Baixio dos Doidos. O marco zero de Luiz Gonzaga. De onde partiu a doidice moderna do Velho Lua. O Lua Nova. Do sertão que está em toda parte. Guimarães Rosa tinha razão. O sertão do Pajeú é o mesmo do deserto da Patagônia, do inverno de Moscou ou das periferias do Rio de Janeiro e de Nova York. A alegria e a tristeza que Gonzaga cantou são de todos. Pertencem ao russo da boate Cossacou e ao forrozeiro da Casa de Reboco. No baião de Luiz, estão a polca, o tango, o bolero e até as batidas do rock mais negro dos EUA.

A letra K nem fazia parte do alfabeto português e Luiz Gonzaga já escrevia Karolina assim. Letra e música conectadas com o mundo. Dos United States of Piauí aos Estados Unidos da América. Sotaque nordestino, linguagem universal.
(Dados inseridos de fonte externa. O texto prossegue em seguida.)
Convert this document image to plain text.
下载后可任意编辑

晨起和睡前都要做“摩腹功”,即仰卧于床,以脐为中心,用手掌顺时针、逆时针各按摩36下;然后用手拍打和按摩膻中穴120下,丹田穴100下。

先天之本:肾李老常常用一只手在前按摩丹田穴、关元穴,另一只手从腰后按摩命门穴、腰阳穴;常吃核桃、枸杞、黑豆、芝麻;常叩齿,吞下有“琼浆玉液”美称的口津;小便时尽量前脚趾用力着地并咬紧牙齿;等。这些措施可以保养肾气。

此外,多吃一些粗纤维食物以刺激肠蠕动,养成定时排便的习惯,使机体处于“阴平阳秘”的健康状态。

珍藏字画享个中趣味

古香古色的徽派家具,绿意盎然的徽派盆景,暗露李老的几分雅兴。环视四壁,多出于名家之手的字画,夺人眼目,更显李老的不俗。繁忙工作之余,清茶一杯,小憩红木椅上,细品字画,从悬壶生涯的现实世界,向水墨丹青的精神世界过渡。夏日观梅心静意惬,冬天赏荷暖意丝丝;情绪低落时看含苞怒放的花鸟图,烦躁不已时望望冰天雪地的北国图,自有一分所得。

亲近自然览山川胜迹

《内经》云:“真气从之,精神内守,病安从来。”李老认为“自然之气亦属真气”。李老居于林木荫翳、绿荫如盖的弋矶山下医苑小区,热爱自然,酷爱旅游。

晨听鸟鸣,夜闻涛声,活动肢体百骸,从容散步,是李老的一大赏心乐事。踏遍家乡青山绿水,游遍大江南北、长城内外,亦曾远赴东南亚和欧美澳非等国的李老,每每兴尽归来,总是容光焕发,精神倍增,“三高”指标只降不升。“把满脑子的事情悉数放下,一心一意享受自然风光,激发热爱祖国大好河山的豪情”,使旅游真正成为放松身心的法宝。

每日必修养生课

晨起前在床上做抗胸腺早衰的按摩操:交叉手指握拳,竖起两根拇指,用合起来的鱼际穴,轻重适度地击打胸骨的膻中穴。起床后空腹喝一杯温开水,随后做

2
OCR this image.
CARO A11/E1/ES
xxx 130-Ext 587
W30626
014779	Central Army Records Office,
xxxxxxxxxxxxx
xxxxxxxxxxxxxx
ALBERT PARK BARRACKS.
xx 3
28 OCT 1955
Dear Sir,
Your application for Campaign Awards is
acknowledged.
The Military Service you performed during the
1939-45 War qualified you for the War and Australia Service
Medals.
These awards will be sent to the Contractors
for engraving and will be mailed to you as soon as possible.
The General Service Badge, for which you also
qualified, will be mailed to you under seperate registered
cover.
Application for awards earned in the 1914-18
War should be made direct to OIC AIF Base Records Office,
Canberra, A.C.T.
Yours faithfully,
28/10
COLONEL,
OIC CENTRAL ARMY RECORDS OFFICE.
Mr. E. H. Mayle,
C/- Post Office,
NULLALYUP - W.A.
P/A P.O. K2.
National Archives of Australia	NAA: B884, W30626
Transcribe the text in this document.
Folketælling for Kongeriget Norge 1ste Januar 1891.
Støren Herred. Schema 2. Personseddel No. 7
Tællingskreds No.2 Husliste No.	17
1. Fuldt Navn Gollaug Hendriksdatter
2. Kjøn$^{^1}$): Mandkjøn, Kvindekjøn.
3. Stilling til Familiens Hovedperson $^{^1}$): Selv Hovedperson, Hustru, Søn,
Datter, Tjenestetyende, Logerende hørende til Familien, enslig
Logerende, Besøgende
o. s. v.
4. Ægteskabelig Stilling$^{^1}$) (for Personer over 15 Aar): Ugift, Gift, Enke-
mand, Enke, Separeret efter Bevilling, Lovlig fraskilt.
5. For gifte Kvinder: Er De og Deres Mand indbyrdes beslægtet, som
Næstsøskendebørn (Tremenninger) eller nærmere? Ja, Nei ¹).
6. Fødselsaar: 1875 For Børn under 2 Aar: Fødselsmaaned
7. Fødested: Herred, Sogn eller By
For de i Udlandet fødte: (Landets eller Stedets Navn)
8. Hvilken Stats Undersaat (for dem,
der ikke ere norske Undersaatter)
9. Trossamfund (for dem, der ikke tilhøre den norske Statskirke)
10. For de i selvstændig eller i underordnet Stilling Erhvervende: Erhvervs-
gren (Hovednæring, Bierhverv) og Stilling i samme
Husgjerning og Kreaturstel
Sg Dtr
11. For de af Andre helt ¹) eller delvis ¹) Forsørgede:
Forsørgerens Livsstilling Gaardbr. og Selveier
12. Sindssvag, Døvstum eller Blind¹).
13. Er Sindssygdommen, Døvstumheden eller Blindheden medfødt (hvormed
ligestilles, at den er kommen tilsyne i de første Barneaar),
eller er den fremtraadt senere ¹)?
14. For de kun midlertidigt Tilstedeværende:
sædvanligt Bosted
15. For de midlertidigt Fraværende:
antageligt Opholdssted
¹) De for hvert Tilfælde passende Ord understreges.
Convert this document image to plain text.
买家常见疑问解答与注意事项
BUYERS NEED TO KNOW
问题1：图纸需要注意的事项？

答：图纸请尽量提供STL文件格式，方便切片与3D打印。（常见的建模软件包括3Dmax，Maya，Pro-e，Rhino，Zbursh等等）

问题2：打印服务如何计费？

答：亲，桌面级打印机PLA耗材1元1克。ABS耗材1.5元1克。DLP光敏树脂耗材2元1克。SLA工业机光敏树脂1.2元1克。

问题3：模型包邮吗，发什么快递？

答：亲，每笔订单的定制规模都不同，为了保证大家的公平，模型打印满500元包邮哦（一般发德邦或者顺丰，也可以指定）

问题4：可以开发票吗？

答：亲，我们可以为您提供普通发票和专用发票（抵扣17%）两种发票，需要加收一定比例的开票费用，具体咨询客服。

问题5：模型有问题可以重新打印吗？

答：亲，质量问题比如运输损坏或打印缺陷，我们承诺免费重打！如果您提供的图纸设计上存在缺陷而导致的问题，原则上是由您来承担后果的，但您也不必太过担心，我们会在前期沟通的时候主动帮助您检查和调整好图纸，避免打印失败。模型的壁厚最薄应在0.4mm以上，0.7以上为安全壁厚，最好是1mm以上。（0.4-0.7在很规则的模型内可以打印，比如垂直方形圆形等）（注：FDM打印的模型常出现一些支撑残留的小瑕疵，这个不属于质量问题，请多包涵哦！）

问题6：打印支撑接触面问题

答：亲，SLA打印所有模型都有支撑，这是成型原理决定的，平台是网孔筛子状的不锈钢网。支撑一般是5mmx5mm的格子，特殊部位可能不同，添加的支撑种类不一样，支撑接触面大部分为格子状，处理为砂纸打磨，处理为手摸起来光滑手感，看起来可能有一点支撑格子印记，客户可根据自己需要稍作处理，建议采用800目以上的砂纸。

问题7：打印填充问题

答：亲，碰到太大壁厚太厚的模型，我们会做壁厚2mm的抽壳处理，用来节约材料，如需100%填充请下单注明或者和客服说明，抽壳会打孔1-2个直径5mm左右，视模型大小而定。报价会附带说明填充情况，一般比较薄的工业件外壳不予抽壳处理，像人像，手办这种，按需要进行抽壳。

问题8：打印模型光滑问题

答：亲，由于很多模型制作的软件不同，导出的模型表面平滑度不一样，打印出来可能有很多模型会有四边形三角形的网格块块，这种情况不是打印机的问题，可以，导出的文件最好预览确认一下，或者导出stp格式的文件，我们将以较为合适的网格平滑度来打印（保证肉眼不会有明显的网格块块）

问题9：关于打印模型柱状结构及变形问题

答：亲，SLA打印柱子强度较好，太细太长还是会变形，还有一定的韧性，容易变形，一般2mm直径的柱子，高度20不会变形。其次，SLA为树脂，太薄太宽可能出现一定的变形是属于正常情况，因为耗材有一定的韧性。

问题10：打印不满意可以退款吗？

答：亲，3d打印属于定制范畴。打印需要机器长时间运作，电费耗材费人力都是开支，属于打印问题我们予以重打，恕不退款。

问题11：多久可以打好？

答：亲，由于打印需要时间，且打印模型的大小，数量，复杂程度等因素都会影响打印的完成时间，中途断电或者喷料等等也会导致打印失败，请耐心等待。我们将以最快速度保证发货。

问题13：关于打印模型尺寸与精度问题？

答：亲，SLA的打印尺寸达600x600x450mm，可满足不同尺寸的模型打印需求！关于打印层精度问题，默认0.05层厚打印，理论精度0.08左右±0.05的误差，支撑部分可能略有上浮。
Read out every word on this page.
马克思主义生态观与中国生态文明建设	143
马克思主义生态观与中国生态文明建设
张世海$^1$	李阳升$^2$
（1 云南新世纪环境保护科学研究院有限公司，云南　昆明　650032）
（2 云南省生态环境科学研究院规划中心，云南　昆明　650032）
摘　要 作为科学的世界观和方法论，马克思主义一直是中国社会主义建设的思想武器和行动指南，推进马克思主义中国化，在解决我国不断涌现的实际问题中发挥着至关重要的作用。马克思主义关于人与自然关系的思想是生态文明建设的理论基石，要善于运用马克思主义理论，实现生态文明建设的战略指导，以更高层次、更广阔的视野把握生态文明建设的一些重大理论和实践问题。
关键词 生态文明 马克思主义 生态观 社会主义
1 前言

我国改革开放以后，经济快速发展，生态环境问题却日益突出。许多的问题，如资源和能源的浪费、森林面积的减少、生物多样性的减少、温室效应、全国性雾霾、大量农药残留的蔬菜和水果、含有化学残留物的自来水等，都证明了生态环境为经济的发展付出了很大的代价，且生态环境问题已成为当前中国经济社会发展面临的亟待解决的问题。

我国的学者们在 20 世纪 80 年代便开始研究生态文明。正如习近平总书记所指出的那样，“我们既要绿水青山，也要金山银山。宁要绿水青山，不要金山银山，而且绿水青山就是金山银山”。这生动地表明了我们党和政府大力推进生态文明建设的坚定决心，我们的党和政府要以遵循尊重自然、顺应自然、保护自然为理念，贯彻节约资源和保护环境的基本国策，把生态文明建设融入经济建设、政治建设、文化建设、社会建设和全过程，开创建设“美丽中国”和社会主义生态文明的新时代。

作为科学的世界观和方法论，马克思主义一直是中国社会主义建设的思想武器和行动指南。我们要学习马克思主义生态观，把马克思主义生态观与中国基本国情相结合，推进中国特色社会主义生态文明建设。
Alfabetizado de forma precária, Gonzaga aprendeu o pê-quê-rrê com as filhas do seu primeiro patrão. Mesmo assim, conseguiu fazer o País inteiro ler o seu ABC do Sertão. E se a sanfona parece com uma máquina de escrever, Luiz Gonzaga escreveu sua antologia poética. Compôs com Zé Dantas O Xote das Meninas. Com Onildo Almeida, A Feira de Caruaru. Com Nélson Barbalho, A Morte do Vaqueiro. Com Guio Moraes, Pau de Arara. Com João Silva, Danado de Bom. Com Humberto Teixeira, Asa Branca. Da cor da sanfona de Gonzaga. Das canções mais importantes da música popular brasileira. Parecida com as asas das aves polares que atravessam o planeta. Do ártico ao antártico. Parecida com uma revoada de arribaçãs. Tão grande que fez da Asa Branca a rainha do Rei do Baião. O verde dos olhos de Rosinha se espalhou em todas as plantações. Da caatinga ao cerrado. Da mata atlântica à floresta amazônica. Curioso é que, durante as primeiras gravações na RCA, a música foi criticada e comparada às ladainhas. O tal profeta chegou a afirmar que seria um fracasso. Mas não era ladainha, meu senhor. Era lamento. Uma tristeza tão íntegra que todo brasileiro sentiu junto. E como foi bonito ver, com os olhos verdes dos caboclos sertanejos, um baião virar um clássico. Não um clássico tocado por violinos ou celos. Um clássico tocado pela sanfona. Um instrumento tão popular, tão querido que tem muitos apelidos. Pé de Bode no Nordeste. Gaita de Duas Conversas no Sul. Cabeça de Égua em Minas Gerais. Testa de Ferro no Rio de Janeiro. Não importa o jeito que a gente chame, o fole é o pulmão do sanfoneiro. Que fôlego amazônico tinha o pulmão de Lua. No céu dos quatro cantos do mundo. Ou seria um balão de São João?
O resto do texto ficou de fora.